This project used exclusive income and spending data for every school in Australia to show for the first time exactly how big the divide between rich and poor schools has grown.
By ranking schools according to income, then analysing each school’s capital spend over five years, we were able to illustrate the enormous wealth gap between public and private schools.
We combined this first-of-its-kind analysis with powerful visual storytelling techniques to explicitly connect the data with the reality most readers directly experience via schools in their neighbourhoods.
The topic of school resourcing is widely seen as dry, complicated and impenetrable, with both “sides” of the debate tending to rely on well-worn, emotive arguments, rather than facts and figures. This project injected credible facts and figures into one of Australia’s most protracted and polarising debates. The combination of ground-breaking data analysis and compelling visuals allowed the story to achieve a degree of cut-through rarely managed by stories about this topic. At the core of this investigation is My School data – one of Australia’s most tightly-held datasets on school resourcing. Numerous organisations have tried to obtain this data and requests for the data have only ever been granted to a handful of researchers under strict conditions not to further disseminate the data. ABC News is the first media outlet to successfully scrape the full dataset. To verify the data, we worked closely with a number of academic researchers who were familiar with it. Our analysis is the first of its kind, and the most comprehensive and detailed to date. It compares the individual finances of nearly every school in Australia, and then analyses this data to reveal the powerful connection between sector (Government, Catholic and Independent) and school funding. Due to distorted spending patterns pre-2012, this was the first year such an analysis was possible. This story put a closely-guarded government dataset into the hands of the public, allowing them to “drill down” into the data and see, for the first time, exactly how their school’s income and expenditure compares. This stirred vital debate about transparency and accountability in school As one expert says in the story: “The Federal Government had much of this information but it had never been made public before… And now you can see how little gets spent on government schools compared to non-government
For the opening visualisation, we combed annual reports, school newsletters, fundraising brochures, P&C bulletins, campaign videos, architectural plans and development applications for dozens of schools
The technical challenge of visualising 8,500 dots – particularly for our large mobile phone readership – required creative design and development responses. In particular, we chose not to allow users to interact with the visualisation, instead curating a “guided” visualisation that highlighted specific schools that are either well-recognised or representative in the dataset.
We used online survey tool Screendoor to crowdsource data on the capital funding needs of schools across Australia. Data included photos and personal accounts from dozens of school principals, P&C committees, teachers, students, former students and parents. This proved invaluable for reaching out to under-resourced schools, which are often prevented from speaking to media by the education departments or non-government sector authorities
We also built a searchable database to allow users to drill down into the data and find “personalised” information for their school.

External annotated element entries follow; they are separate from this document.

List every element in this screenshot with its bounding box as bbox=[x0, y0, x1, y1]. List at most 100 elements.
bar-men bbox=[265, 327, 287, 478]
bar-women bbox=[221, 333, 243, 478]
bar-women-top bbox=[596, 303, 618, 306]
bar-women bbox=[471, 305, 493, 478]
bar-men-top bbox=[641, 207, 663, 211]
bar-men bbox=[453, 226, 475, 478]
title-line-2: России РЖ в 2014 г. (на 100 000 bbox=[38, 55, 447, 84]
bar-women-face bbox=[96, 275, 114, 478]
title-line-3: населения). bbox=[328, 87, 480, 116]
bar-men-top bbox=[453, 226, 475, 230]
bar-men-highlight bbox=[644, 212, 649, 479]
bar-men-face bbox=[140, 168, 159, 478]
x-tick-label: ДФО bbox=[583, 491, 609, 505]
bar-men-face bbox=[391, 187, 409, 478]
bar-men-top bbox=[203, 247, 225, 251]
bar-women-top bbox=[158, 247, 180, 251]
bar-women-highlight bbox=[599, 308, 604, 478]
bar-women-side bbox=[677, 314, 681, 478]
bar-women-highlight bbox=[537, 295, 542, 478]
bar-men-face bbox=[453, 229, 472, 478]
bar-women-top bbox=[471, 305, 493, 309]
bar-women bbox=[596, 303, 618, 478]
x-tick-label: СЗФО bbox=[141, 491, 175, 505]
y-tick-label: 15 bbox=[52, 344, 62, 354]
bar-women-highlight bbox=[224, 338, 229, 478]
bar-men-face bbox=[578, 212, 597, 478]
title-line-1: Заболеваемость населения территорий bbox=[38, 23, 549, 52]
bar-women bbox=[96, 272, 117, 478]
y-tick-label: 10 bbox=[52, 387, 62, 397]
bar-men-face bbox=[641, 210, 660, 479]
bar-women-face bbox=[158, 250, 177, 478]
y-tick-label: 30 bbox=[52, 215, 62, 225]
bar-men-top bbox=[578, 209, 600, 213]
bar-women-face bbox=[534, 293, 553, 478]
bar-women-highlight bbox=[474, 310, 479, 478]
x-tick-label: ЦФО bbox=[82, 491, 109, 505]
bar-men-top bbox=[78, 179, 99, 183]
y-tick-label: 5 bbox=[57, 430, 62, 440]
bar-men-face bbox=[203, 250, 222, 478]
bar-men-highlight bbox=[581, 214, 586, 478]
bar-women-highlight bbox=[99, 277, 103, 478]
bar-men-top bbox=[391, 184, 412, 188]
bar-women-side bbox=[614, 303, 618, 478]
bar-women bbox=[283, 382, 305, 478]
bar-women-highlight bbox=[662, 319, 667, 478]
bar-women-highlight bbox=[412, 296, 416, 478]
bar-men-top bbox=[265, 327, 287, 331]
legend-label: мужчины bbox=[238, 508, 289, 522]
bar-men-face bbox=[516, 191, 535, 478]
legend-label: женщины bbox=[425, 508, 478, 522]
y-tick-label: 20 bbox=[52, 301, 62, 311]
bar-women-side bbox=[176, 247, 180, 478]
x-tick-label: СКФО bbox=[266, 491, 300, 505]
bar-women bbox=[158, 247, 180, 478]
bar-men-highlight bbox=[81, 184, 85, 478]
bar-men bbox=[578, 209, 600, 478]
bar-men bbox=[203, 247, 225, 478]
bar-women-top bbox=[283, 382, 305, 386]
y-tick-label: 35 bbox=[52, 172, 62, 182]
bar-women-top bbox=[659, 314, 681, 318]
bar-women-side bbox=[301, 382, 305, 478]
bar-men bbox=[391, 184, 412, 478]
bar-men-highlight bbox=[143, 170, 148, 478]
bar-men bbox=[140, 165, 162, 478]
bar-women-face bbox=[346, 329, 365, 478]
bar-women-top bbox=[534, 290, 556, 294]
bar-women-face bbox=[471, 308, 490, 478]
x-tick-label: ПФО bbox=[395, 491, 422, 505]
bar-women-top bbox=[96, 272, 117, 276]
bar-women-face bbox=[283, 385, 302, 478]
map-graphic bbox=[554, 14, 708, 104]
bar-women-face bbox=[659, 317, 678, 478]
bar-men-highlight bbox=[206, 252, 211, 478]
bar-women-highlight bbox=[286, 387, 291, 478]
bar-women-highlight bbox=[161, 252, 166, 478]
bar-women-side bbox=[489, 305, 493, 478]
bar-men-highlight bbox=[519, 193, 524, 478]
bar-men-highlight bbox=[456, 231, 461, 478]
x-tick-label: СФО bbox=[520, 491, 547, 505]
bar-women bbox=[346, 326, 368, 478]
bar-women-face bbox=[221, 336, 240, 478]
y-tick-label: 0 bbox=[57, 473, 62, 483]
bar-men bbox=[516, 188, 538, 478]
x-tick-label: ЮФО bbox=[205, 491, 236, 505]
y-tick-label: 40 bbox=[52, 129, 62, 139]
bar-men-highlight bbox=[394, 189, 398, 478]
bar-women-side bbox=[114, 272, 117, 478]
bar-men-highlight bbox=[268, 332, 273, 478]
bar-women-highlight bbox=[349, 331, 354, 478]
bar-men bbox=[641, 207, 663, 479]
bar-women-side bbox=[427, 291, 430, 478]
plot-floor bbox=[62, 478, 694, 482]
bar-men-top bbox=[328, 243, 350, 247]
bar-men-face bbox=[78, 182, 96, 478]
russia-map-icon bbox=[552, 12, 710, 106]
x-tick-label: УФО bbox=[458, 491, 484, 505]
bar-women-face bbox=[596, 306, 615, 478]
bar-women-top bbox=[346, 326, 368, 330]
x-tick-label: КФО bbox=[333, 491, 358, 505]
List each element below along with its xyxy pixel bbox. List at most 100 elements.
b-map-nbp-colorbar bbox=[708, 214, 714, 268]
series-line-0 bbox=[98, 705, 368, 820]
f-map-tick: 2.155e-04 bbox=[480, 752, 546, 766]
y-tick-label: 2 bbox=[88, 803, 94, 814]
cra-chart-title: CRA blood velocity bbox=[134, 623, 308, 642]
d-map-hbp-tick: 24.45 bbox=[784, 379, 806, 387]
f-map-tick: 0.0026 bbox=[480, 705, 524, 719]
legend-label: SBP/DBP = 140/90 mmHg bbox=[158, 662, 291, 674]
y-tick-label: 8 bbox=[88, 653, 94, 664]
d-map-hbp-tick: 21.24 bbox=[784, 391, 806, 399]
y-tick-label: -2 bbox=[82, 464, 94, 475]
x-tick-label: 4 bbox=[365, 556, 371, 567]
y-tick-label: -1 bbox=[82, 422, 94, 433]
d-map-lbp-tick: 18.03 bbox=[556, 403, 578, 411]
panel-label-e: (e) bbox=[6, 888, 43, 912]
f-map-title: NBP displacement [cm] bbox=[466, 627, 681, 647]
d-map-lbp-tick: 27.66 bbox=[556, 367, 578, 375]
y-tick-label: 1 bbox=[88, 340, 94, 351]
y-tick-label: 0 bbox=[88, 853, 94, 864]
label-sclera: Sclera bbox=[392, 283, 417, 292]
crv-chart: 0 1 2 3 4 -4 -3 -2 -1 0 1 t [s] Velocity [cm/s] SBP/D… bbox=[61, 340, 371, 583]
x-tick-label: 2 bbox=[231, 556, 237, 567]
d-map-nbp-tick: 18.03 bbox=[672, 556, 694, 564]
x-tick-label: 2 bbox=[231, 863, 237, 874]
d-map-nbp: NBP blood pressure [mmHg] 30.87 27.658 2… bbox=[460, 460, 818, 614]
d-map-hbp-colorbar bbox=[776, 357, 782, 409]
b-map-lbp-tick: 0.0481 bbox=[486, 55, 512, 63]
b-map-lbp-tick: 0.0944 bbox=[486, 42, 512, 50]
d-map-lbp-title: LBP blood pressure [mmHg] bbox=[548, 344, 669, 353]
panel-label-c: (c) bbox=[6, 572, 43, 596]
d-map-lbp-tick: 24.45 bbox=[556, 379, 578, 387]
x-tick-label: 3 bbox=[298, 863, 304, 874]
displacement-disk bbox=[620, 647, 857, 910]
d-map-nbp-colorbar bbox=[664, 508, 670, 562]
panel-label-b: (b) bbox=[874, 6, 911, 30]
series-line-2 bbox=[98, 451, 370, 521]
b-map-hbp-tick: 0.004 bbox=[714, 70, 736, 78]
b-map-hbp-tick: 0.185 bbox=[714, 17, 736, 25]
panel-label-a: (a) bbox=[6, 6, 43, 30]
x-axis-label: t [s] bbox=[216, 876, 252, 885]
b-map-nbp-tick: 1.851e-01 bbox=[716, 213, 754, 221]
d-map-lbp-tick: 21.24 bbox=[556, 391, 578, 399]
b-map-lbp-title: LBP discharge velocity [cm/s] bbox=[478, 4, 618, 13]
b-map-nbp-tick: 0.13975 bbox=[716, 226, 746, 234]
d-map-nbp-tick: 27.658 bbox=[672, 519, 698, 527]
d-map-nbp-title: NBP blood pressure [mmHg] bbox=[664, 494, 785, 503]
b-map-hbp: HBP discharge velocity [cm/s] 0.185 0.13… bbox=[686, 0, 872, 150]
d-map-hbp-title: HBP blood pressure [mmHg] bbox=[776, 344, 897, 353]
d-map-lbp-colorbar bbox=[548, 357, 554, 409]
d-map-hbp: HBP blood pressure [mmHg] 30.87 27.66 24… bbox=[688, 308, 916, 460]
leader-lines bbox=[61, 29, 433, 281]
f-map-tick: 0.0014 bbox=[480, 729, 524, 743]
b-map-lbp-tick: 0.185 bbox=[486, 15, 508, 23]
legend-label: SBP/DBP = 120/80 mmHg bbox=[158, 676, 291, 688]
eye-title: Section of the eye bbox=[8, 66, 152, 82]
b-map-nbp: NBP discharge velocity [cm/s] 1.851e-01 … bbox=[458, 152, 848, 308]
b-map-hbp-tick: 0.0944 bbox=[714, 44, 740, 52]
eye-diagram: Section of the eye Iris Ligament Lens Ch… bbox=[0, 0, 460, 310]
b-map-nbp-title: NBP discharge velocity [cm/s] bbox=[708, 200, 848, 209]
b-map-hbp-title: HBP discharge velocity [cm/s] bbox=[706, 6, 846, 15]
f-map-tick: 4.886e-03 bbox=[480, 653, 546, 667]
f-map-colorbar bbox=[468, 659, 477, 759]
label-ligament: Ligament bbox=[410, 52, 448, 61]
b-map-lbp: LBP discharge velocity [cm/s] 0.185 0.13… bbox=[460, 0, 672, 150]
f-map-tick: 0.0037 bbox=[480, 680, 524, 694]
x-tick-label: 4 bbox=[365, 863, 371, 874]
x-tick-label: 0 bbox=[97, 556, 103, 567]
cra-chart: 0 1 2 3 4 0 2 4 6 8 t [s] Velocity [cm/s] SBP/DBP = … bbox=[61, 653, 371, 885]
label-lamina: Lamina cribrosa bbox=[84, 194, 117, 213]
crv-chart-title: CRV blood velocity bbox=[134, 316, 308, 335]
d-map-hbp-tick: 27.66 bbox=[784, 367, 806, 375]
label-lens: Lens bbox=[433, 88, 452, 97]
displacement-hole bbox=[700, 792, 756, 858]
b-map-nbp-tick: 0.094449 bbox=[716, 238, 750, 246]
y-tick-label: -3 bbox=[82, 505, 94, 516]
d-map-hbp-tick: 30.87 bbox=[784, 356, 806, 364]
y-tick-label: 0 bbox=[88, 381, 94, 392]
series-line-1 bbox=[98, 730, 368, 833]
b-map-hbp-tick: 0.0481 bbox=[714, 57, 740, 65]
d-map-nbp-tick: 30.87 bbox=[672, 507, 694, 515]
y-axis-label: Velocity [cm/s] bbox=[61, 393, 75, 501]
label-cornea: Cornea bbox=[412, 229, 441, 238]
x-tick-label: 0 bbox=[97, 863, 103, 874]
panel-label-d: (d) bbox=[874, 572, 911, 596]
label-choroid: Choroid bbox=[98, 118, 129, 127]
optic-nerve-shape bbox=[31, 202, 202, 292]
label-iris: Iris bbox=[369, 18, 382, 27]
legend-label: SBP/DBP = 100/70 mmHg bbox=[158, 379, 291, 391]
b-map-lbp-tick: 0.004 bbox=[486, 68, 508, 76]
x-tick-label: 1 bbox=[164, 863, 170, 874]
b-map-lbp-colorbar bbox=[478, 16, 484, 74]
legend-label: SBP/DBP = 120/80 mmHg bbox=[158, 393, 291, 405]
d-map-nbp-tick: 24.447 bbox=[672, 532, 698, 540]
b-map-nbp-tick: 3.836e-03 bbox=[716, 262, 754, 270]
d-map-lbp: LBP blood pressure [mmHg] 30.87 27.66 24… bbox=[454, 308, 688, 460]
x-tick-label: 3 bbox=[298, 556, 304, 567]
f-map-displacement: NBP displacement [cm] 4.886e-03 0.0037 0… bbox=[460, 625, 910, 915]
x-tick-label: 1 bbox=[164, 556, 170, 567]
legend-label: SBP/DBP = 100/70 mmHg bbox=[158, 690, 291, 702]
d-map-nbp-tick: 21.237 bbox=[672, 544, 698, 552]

This included an interactive map, that allowed users to compare public and private funding and capital expenditure for any given school and its neighbours across the nine-year dataset.
Data was scraped using Chrome browser extension webscraper.io. Data organisation, cleaning and blending was done in Excel and Tableau Prep. Analysis and “proof of concept” visualisations were done in Tableau Desktop.
What was the hardest part of this project?
The first challenge of this project was collecting the data. The second was finding the most rigorous way to use it. The third – and most difficult challenge – was working out how to transform a vast and detailed (but also potentially “dry” and boring) financial dataset into an arresting story that would cut across the deep ideological divide on school funding.
Our visual language had two main aims:
- To help readers make the explicit connection between the data and their local schools
- To show how each of the 8,500 schools fit into the bigger picture; a story previously untold because the only data previously available were summary statistics.
We initially built the data with svg using D3.js, but due to the large volume of schools represented, we opted to flatten the bubbles in the visualisation to ease the load on browsers. This ultimately led to a more streamlined, guided experience.
The intention of opening with a monolithic ‘beeswarm’ scroll was to invoke sense of scroll fatigue for the user, physically articulating the staggering gap between the top and lower income schools.
To counteract the considerable length of the visualisation, we highlighted breadcrumbs of information along the way, showcasing promotional material, crowdsourced photos, GIFs, 3D fly-throughs, time-lapse videos and satellite imagery. This was accompanied by an overview of the school’s spending, including income, capital expenditure, and government capital expenditure.
The final product was a unique story that could not have been adequately told in any other way.
What can others learn from this project?
This story showcases how data-driven techniques can be applied across the entire spectrum of news-gathering and storytelling to propel a ground-breaking investigation.
The skills and techniques other could potentially learn from this project include:
Making data explorable, so users can find information that is relevant and interesting to their personal situation
Connecting the personal and the impersonal – that is how to link “impersonal” data to the personal (and often emotional) reality of users’ lives and choices (such as where to send your child to school)
When does interactivity serve the audience (and when should you abandon it)?
The pros and cons of crowdsourcing data
Scraping, organising and verifying large datasets
Visualising a complex, detailed or technical analysis for a general audience
Creative approaches to handling vast amounts of data
Reaching users where they are (in our case, optimising all our content for users on mobile phones. These users now make up more than half our entire audience.)